La historia comienza con una escena que toca los peores temores de todo padre, cuando un niño de cinco años sale furioso de una fiesta de cumpleaños familiar. Se produce una búsqueda desesperada del niño, y cuando sale ileso horas después (asumiendo que todo fue solo un juego de escondite), su padre, Ryan, interpretado por Arrison, se burla enojado de él. Su violenta reacción sorprende a Ryan y a los demás asistentes a la fiesta, lo que desencadena una serie de eventos que lo obligan a recordar su pasado y aceptar su propio trauma oculto.

Inspirado en acontecimientos similares de la propia vida de Hamdulay, “El corazón es un músculo” es una conmovedora exploración de la paternidad, el trauma intergeneracional y la curación. Es una película que, según el director, fue provocada por su propio viaje hacia la edad adulta.

Hamdulay, hijo de un destacado activista contra el apartheid que ahora está considerando formar su propia familia, dice que la película tomó forma a medida que reflexionaba cada vez más sobre “lo que mi padre me transmitió y cómo lo viviría y lo viviría como padre”.

«Cuando pienso en la muerte intergeneracional, sigo volviendo a la palabra trauma. Es simplemente algo que no se construye dentro de mí. Sigo sintiéndolo como una carga», dijo Hamdulay. Variación.

«Realmente siento que lo que recibí de su legado y los recuerdos que dejó atrás fue mucha sanación y mucha fuerza. Quería empezar a hablarme a mí mismo en una forma de sanación generacional. ¿Qué significa eso?»

“The Heart Is a Muscle” está ambientada en Cape Flats, en las afueras de Ciudad del Cabo, un área compuesta principalmente por comunidades negras y de color que fueron reasentadas allí durante la era del apartheid. La violencia impuesta por la segregación y el desplazamiento dejó un legado doloroso, con pobreza generalizada, crimen y violencia de pandillas, aunque Hamdulay dice que quiere reescribir esa narrativa, especialmente con la proliferación de dramas criminales relacionados con pandillas en Cape Flats en los últimos años.

«Soy de esta zona. Estas son las personas que conozco. Esta es la comunidad que conozco», dijo. «Y siempre hay un profundo sentimiento de frustración por la falta de matices y complejidad que ofrece no sólo el espacio, sino también la historia, el patrimonio, el color, la textura y, más importante, la gente».

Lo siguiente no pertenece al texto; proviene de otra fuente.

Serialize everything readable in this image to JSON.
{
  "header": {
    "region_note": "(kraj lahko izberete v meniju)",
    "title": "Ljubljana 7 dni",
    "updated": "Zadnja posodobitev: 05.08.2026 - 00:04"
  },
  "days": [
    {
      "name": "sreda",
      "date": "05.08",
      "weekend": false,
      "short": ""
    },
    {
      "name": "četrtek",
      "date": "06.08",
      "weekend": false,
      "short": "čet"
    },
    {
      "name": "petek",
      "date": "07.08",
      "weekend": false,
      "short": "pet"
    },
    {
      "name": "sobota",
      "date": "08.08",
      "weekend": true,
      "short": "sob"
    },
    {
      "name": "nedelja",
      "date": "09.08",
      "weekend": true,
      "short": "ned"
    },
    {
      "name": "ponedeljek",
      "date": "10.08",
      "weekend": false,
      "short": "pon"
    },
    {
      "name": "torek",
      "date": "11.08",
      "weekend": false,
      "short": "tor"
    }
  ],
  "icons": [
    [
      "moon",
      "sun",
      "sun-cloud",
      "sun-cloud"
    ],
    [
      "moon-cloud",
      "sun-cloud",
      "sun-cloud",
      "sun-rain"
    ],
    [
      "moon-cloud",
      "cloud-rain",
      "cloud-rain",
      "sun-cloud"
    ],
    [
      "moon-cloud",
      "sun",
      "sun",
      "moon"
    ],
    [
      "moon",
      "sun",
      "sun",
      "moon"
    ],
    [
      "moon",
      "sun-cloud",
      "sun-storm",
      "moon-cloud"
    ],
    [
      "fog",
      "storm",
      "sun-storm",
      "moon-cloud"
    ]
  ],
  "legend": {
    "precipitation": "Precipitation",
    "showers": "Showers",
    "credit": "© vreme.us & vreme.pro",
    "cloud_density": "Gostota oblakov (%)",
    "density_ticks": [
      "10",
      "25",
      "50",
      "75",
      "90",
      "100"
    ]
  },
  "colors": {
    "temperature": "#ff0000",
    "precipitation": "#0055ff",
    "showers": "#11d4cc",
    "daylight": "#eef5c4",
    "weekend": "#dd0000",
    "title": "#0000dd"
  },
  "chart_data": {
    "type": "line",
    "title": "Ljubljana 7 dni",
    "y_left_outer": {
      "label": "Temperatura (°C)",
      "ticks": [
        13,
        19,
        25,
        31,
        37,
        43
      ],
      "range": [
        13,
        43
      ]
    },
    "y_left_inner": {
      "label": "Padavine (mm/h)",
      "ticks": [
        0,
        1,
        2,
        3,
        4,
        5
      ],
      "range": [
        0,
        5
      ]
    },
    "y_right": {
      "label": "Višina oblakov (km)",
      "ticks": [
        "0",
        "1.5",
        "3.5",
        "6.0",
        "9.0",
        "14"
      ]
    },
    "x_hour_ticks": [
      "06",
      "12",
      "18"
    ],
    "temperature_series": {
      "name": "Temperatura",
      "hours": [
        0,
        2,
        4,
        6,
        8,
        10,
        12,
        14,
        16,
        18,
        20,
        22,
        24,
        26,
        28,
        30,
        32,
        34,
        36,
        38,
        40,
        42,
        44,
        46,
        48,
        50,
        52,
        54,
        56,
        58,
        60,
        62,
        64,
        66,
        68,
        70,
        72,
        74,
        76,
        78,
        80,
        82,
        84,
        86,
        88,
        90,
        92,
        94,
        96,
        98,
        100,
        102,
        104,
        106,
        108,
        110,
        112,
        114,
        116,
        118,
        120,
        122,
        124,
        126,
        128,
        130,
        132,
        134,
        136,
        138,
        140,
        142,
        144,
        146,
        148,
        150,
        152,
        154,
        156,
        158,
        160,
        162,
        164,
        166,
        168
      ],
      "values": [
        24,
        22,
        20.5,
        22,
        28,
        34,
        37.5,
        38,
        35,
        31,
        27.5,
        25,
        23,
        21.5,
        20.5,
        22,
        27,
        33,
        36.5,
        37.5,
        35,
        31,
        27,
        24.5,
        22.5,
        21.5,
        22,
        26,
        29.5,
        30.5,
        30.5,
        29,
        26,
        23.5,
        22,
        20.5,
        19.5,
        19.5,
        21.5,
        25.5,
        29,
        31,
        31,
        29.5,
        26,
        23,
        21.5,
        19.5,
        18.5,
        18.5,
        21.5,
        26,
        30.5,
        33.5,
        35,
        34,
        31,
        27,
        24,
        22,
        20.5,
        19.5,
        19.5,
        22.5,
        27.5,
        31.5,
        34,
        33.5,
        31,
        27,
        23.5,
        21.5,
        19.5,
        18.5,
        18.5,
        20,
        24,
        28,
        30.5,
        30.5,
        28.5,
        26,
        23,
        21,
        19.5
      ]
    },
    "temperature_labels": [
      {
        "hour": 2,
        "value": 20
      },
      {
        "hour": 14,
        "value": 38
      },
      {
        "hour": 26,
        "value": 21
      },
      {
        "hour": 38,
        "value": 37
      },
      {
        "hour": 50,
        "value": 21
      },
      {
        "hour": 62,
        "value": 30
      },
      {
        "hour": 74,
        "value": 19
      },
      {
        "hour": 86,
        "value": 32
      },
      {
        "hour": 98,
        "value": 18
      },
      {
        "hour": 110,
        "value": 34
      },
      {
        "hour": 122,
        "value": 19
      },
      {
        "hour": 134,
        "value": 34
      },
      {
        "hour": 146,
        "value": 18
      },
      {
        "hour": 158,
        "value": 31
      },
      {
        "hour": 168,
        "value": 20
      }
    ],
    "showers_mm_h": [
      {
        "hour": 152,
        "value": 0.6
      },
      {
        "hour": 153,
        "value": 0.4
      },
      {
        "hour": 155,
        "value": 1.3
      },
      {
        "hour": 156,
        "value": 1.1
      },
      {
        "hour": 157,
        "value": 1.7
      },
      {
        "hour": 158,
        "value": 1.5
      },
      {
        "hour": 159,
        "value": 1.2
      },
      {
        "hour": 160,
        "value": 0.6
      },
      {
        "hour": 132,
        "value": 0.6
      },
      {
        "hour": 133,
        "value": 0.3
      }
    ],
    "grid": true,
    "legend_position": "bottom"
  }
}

Desde su debut en la serie Panorama de la Berlinale el año pasado, donde ganó el Premio del Jurado Ecuménico, “El corazón es un músculo” ha tenido un buen recorrido en festivales (la última vez se presentó en Santa Bárbara), pero Hamdulay insiste en que “por supuesto, lo más gratificante y conmovedor para mí es cuando mostramos la película en la comunidad donde se hizo”.

“Vi a la comunidad verse a sí misma en la pantalla, en la complejidad que permitían ver en sí mismos y en quienes los rodeaban”, dijo. «Fue realmente gratificante de la manera más hermosa».

El próximo largometraje del director, que comenzará a producirse a finales de este año, es una historia de aventuras centrada en cuatro niños que están «corriendo por el vecindario, causando travesuras», dijo, ofreciendo un giro de Cape Flats a películas como «Goonies» y «Donde viven los monstruos».

«Quiero que los adolescentes vean la película para que puedan verse a sí mismos en la pantalla y pensar: ‘Dios mío, ¿sabes qué? Algún día quiero hacer una película'», dijo. «Hay poder en verse a uno mismo en la pantalla».

El Festival de Cine de Johannesburgo se llevará a cabo del 3 al 8 de marzo.